SPACE.com reader Tom Bleicher sent in this photo of shuttle Endeavour flying over Los Angeles with the iconic Hollywood sign in the background, September 21, 2012.
Credit: Tom Bleicher
LOS ANGELES — The space shuttle Endeavour has landed for the final time, and its new owners can hardly believe that the historic vehicle is now in their hands.
Endeavour, flying piggyback atop its Boeing 747 carrier aircraft, touched down here at Los Angeles International Airport today (Sept. 21) to wrap up a nationwide farewell tour. The shuttle will stay at the airport for a few weeks, and then be ferried via surface streets to its museum retirement home, the California Science Center, in mid-October.

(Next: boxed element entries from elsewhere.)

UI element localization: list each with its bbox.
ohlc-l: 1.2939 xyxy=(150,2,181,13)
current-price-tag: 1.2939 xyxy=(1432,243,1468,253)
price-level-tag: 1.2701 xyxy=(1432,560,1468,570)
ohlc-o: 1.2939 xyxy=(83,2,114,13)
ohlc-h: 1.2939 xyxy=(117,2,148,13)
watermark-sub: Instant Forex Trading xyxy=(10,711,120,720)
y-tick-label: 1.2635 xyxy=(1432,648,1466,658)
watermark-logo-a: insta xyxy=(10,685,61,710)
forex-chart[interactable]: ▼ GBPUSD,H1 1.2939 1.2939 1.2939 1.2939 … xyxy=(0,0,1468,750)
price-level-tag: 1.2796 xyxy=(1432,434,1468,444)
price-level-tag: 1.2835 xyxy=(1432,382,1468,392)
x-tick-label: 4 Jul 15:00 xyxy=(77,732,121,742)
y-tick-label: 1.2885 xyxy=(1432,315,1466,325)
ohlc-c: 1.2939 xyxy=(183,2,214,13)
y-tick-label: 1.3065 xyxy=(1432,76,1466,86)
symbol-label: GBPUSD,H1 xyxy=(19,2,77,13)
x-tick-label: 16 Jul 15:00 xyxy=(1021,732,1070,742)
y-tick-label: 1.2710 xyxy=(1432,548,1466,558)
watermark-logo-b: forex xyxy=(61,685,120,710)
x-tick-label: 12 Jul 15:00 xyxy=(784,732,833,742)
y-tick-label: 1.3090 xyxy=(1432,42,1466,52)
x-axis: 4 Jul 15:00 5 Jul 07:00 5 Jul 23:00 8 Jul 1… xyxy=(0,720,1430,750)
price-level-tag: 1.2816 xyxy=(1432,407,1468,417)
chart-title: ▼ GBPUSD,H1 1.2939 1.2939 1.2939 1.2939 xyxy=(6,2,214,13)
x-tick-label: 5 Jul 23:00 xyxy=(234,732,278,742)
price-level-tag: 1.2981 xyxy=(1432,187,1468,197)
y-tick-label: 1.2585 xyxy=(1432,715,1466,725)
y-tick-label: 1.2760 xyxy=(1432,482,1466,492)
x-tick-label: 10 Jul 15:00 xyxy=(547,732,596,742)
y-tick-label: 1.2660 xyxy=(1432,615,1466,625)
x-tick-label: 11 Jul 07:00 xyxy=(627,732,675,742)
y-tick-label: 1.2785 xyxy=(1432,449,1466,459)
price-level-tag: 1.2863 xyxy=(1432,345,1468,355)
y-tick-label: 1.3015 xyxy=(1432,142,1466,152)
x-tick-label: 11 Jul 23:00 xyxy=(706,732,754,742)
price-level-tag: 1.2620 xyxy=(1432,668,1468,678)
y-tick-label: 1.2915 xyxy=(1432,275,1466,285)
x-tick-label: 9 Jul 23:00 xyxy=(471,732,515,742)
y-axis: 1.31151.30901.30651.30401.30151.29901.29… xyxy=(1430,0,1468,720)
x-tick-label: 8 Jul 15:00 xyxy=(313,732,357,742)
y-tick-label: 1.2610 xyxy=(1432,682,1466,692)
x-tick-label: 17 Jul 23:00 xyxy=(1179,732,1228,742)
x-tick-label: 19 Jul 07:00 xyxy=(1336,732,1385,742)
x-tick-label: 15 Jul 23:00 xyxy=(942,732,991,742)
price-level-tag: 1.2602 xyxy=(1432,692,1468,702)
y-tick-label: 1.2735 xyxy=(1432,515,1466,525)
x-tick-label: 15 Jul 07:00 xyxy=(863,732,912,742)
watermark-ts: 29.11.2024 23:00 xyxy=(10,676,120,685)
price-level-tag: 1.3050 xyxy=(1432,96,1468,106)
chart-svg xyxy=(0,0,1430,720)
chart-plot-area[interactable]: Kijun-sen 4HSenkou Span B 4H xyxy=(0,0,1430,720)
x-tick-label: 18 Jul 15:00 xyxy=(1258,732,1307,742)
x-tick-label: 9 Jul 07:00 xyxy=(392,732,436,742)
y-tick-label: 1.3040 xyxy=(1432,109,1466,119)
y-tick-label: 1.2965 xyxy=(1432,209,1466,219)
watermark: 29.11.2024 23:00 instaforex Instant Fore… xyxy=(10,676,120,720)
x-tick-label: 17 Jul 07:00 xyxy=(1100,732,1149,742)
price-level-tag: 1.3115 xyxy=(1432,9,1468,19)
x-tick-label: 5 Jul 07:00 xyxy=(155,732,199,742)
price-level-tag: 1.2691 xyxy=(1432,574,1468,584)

Museum officials have been looking forward to today since April 2011, when NASA announced that Endeavour was coming their way. So it feels a bit surreal that the shuttle is finally in LA, they said.
"It's pretty incredible, and it's incredibly emotional," Jeffrey Rudolph, president and CEO of the California Science Center, told SPACE.com a few hours before Endeavour touched down.

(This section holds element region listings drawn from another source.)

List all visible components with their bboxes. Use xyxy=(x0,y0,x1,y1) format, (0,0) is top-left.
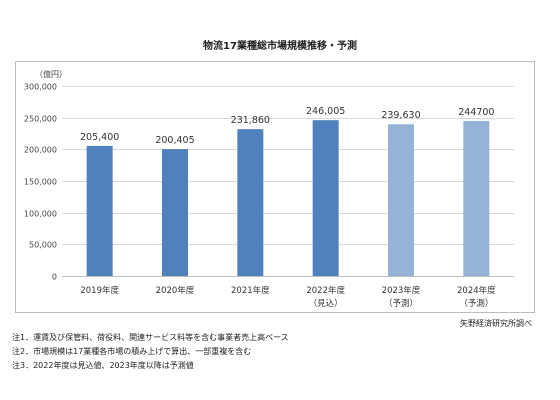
data-label: 244700 xyxy=(458,107,494,118)
y-tick-label: 250,000 xyxy=(24,115,57,124)
x-tick-label: 2019年度 xyxy=(80,285,119,296)
data-label: 200,405 xyxy=(155,135,194,146)
y-tick-label: 100,000 xyxy=(24,210,57,219)
bar xyxy=(312,120,339,276)
x-tick-label: 2024年度 xyxy=(457,285,496,296)
bar xyxy=(237,129,264,276)
y-tick-label: 300,000 xyxy=(24,83,57,92)
data-label: 205,400 xyxy=(80,132,119,143)
data-label: 231,860 xyxy=(231,115,270,126)
x-tick-sublabel: （予測） xyxy=(384,298,418,309)
y-tick-label: 150,000 xyxy=(24,178,57,187)
bar xyxy=(162,149,188,276)
y-unit-label: （億円） xyxy=(35,69,67,79)
note-1: 注1．運賃及び保管料、荷役料、関連サービス料等を含む事業者売上高ベース xyxy=(12,333,289,342)
y-tick-label: 0 xyxy=(52,273,57,282)
source-credit: 矢野経済研究所調べ xyxy=(460,319,532,328)
x-tick-label: 2023年度 xyxy=(382,285,421,296)
data-label: 246,005 xyxy=(306,106,345,117)
data-label: 239,630 xyxy=(381,110,420,121)
x-tick-sublabel: （予測） xyxy=(459,298,493,309)
y-tick-label: 200,000 xyxy=(24,146,57,155)
chart-frame xyxy=(15,61,535,313)
x-tick-label: 2020年度 xyxy=(156,285,195,296)
note-2: 注2．市場規模は17業種各市場の積み上げで算出、一部重複を含む xyxy=(12,347,252,356)
bar xyxy=(86,145,113,276)
bar xyxy=(463,121,490,276)
notes: 注1．運賃及び保管料、荷役料、関連サービス料等を含む事業者売上高ベース 注2．市… xyxy=(12,331,289,373)
chart-title: 物流17業種総市場規模推移・予測 xyxy=(203,41,357,52)
x-tick-sublabel: （見込） xyxy=(309,298,343,309)
bar xyxy=(388,124,414,276)
y-tick-label: 50,000 xyxy=(29,241,57,250)
x-tick-label: 2021年度 xyxy=(231,285,270,296)
note-3: 注3．2022年度は見込値、2023年度以降は予測値 xyxy=(12,361,194,370)
x-tick-label: 2022年度 xyxy=(306,285,345,296)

"We've had many great moments; April last year, when we got the announcement, was the first," Rudolph added. "But this weekend, we actually take custody and care, and know that from now on, Endeavour's in our hands, to be the stewards. It's a pretty special time." [Photos: Shuttle Endeavour's California Sightseeing Tour]
Endeavour's journey to the museum next month will be special as well. Over the course of two days — Oct. 12 and 13 — the shuttle will travel 12 miles (19 kilometers) through the heart of Los Angeles, providing a memorable and unprecedented sight.
"It's going to be an incredible spectacle — the only time ever that you'll see a space shuttle go through an urban corridor like that," Rudolph said. "People are already getting really excited about it."
NASA grounded its venerable space shuttle fleet in July 2011 after 30 years of service. The agency is encouraging the development of commercial American spacecraft to take over the shuttles' orbital taxi role while it works to send astronauts to deep-space destinations. In 2010, President Barack Obama directed NASA to send astronauts to a near-Earth asteroid by 2025, then on to Mars by the mid-2030s.
NASA wants at least two private vehicles to be ready to carry astronauts to and from low-Earth orbit by 2017. Commercial robotic cargo flights, on the other hand, should start in earnest next month, with SpaceX's Dragon capsule set to blast off toward the International Space Station on its first contracted supply run Oct. 7.
While Endeavour will never take to the skies again, it will continue to serve the nation as a museum showpiece, said NASA astronaut Mike Fincke.
"People are really going to get a taste of spaceflight, and it's a good reminder that we still have people flying in space, and that we're building a great space future," Fincke, who flew on Endeavour's final STS-134 mission last year, told SPACE.com here today.
The shuttle's long history as America's spaceship has left a strong impression on the public that should last for years to come, he added.
"You ask any kid from 1970 on to draw a picture of what a spaceship should look like, and they all look like space shuttles," Fincke said. "So it definitely resonates within human hearts."